The continuation monad lets us easily capture the idea of doing something mplus the as yet unknown remainder.

import Control.Monad
import Control.Monad.Trans.Cont

once :: MonadPlus m => m a -> ContT a m ()
once m = ContT $ \k -> m `mplus` k ()

Yielding a result is just returning it once.

yield :: MonadPlus m => a -> ContT a m ()
yield = once . return

We can gather up all the results by sticking mzero at the end.

gather :: MonadPlus m => ContT a m r -> m a
gather m = runContT m (const mzero)

Your example is written in terms of yield, gather, once, and lift.

import Data.Char

import Control.Monad.Trans.Class

build_tests :: MonadPlus m => m String -> Int -> ContT String m ()
build_tests source = go
  where
    go depth = do
      once . gather $ do
        v <- lift source
        yield v
        yield (map toLower v)
      yield "[]"
      yield "()"
      when (depth > 2) $ do
        t1 <- lift . gather $ go (depth-1)
        yield $ "(" ++ t1 ++ ")"
        yield $ "[" ++ t1 ++ "]"
        t2 <- lift . gather $ go (depth-1)
        yield $ "(" ++ t1 ++ "," ++ t2 ++ ")"

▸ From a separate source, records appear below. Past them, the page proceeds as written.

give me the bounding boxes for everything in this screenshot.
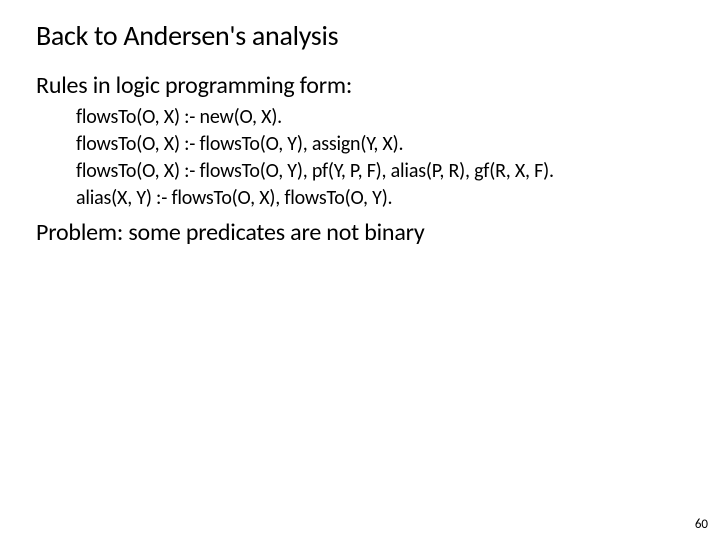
rules-block: flowsTo(O, X) :- new(O, X). flowsTo(O, X… — [76, 104, 684, 212]
page-number: 60 — [695, 517, 708, 532]
rule-line: alias(X, Y) :- flowsTo(O, X), flowsTo(O,… — [76, 185, 684, 212]
problem-statement: Problem: some predicates are not binary — [36, 218, 684, 247]
rule-line: flowsTo(O, X) :- new(O, X). — [76, 104, 684, 131]
rules-subtitle: Rules in logic programming form: — [36, 71, 684, 100]
rule-line: flowsTo(O, X) :- flowsTo(O, Y), pf(Y, P,… — [76, 158, 684, 185]
slide-title: Back to Andersen's analysis — [36, 18, 684, 53]
slide: Back to Andersen's analysis Rules in log… — [0, 0, 720, 540]
rule-line: flowsTo(O, X) :- flowsTo(O, Y), assign(Y… — [76, 131, 684, 158]
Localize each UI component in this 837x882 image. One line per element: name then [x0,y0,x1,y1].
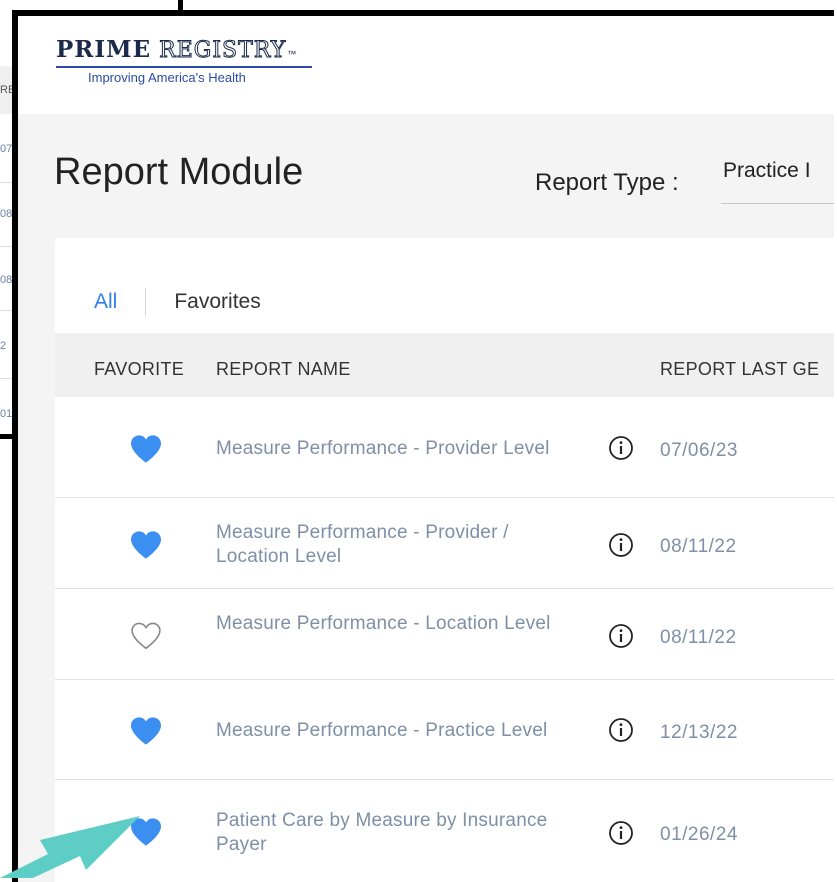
app-window: PRIME REGISTRY ™ Improving America's Hea… [12,10,834,882]
logo-registry-text: REGISTRY [159,38,287,64]
report-last-generated: 01/26/24 [660,824,738,845]
report-last-generated: 12/13/22 [660,722,738,743]
report-name-link[interactable]: Measure Performance - Provider / Locatio… [216,521,556,569]
column-header-report-last-generated[interactable]: REPORT LAST GE [660,359,819,380]
table-header: FAVORITE REPORT NAME REPORT LAST GE [55,333,834,397]
heart-filled-icon[interactable] [129,716,163,746]
info-circle-icon[interactable] [608,532,634,558]
table-row[interactable]: Measure Performance - Practice Level 12/… [55,679,834,780]
info-circle-icon[interactable] [608,623,634,649]
logo-tagline: Improving America's Health [88,70,246,85]
info-circle-icon[interactable] [608,820,634,846]
background-date-fragment: 2 [0,340,7,352]
column-header-favorite[interactable]: FAVORITE [94,359,184,380]
table-row[interactable]: Measure Performance - Provider / Locatio… [55,497,834,589]
background-date-fragment: 07 [0,143,13,155]
report-type-select[interactable]: Practice I [721,159,834,204]
top-bar: PRIME REGISTRY ™ Improving America's Hea… [18,16,834,114]
info-circle-icon[interactable] [608,717,634,743]
logo-trademark: ™ [287,49,297,59]
info-circle-icon[interactable] [608,435,634,461]
report-last-generated: 08/11/22 [660,536,737,557]
prime-registry-logo[interactable]: PRIME REGISTRY ™ Improving America's Hea… [56,36,312,85]
report-list-card: All Favorites FAVORITE REPORT NAME REPOR… [55,238,834,882]
column-header-report-name[interactable]: REPORT NAME [216,359,351,380]
page-title: Report Module [54,151,304,193]
report-last-generated: 08/11/22 [660,627,737,648]
table-row[interactable]: Patient Care by Measure by Insurance Pay… [55,779,834,882]
report-name-link[interactable]: Measure Performance - Practice Level [216,719,591,743]
report-name-link[interactable]: Patient Care by Measure by Insurance Pay… [216,809,591,857]
table-row[interactable]: Measure Performance - Provider Level 07/… [55,397,834,498]
report-last-generated: 07/06/23 [660,440,738,461]
report-filter-tabs: All Favorites [94,288,261,316]
report-name-link[interactable]: Measure Performance - Location Level [216,612,556,636]
report-name-link[interactable]: Measure Performance - Provider Level [216,437,591,461]
table-row[interactable]: Measure Performance - Location Level 08/… [55,588,834,680]
logo-underline [56,66,312,68]
arrow-annotation [0,816,140,878]
tab-favorites[interactable]: Favorites [174,290,260,314]
background-date-fragment: 08 [0,274,13,286]
tab-all[interactable]: All [94,290,117,314]
report-type-label: Report Type : [535,169,679,196]
background-date-fragment: 08 [0,208,13,220]
logo-prime-text: PRIME [56,36,152,63]
tab-divider [145,288,147,316]
heart-outline-icon[interactable] [129,621,163,651]
heart-filled-icon[interactable] [129,434,163,464]
heart-filled-icon[interactable] [129,530,163,560]
background-date-fragment: 01 [0,408,13,420]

main = print . gather $ build_tests ["A", "B"] 3

This outputs the following:

Depth 2
["A","a","B","b","[]","()"]
Depth 3
["A","a","B","b","[]","()","(A)","[A]","(A,A)","(A,a)","(A,B)","(A,b)","(A,[])","(A,())","(a)","[a]","(a,A)","(a,a)","(a,B)","(a,b)","(a,[])","(a,())","(B)","[B]","(B,A)","(B,a)","(B,B)","(B,b)","(B,[])","(B,())","(b)","[b]","(b,A)","(b,a)","(b,B)","(b,b)","(b,[])","(b,())","([])","[[]]","([],A)","([],a)","([],B)","([],b)","([],[])","([],())","(())","[()]","((),A)","((),a)","((),B)","((),b)","((),[])","((),())"]

I've taken the liberty of getting rid of the requirement to read the original source from the environment for simplicity. You can add a ReaderT to the transformer stack to get it back. I also haven't chosen a list transfomer for you, the example is running using the ordinary list monad. Since it's written in terms of MonadPlus it will work for any (MonadTrans t, MonadPlus (t m)) => t m as well.